There is a lot of weird shit in the ocean. An amazing number strange creatures float around in the depths, doing their thing (whatever that is) in relative anonymity; discovered then forgotten about except for in textbooks and the heads of specialists.
A team from BP (yes, Deepwater Horizon’s BP) was using a deep sea remote vehicle routine maintenance on one of their rigs off the coast of Angola when they caught the strange looking creature you see above on camera. They sent the video over to a scientist named Daniel Jones (no, not Mikala’s brother), who is part of Serpent, a project from the National Oceanography Center in Southhampton that identifies little-known marine life. The one they found swimming around their rig is nothing short of supremely strange.
It was aptly nicknamed the “Flying Spaghetti Monster” by the BP workers because it really, really looks like the God of Pastafarianism–which is a real thing. Kind of.

Touched by His noodly appendage. Image:Touched by His Noodly Appendage” by Source. Licensed under Fair use via Wikipedia.
The real name is little bit more boring, but getting a glimpse of the elusive creature in real life is not. The Bathyphysa conifera is pretty much never seen. It’s part of the Order siphonophorae, which, if you remember your high school biology, comes between Class and Family (thanks, Mr. Bell!). Looking from the outside like a regular jellyfish, siphonophores are way weirder. Like, way, way weirder.

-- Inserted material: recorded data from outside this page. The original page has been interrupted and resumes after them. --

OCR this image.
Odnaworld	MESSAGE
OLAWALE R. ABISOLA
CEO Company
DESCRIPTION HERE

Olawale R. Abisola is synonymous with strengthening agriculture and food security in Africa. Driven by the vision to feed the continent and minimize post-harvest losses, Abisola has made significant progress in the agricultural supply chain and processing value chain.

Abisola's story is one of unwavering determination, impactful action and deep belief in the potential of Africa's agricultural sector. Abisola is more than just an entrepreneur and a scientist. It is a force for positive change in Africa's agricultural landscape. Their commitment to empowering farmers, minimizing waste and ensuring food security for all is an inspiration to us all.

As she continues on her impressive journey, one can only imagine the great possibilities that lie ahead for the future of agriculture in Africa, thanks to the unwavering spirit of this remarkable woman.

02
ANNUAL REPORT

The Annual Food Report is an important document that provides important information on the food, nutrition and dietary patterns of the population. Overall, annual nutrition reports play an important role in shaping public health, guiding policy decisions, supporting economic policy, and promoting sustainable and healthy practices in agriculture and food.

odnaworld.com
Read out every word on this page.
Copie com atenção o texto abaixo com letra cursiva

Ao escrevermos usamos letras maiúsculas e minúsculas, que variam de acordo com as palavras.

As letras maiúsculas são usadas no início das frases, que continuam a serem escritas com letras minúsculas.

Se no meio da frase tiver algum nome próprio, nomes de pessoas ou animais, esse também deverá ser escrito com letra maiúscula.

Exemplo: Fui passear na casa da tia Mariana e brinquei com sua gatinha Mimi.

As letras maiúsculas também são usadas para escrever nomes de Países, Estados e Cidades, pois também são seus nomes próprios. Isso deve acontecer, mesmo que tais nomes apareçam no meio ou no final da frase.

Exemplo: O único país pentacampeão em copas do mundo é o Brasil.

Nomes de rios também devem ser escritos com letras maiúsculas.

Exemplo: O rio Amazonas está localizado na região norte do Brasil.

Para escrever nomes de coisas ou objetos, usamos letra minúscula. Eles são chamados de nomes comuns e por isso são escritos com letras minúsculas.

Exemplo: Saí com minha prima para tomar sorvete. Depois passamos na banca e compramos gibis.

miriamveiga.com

As it turns out, the Flying Spaghetti Monster is actually flying spaghetti monsters. Siphonophores are made up of many organisms, and each one clones itself to grow. Each different organism has a specific purpose; reproduction or feeding, for example. But scientists aren’t exactly sure just how these massive colonies are able to synchronize themselves into what seems to be one creature. Which, in fact, it kind of is. Each one of the individuals within the whole couldn’t function on its own.
So, while the Flying Spaghetti Monster is in a tiny little spotlight right now (both on the internet and from the cameras directed at it), with in a few short days, most of the world will have forgotten it exists again, and it will recede back into its realm of the mostly-unknown, continuing to do its thing, whatever that is. And that’s kind of nice to think about.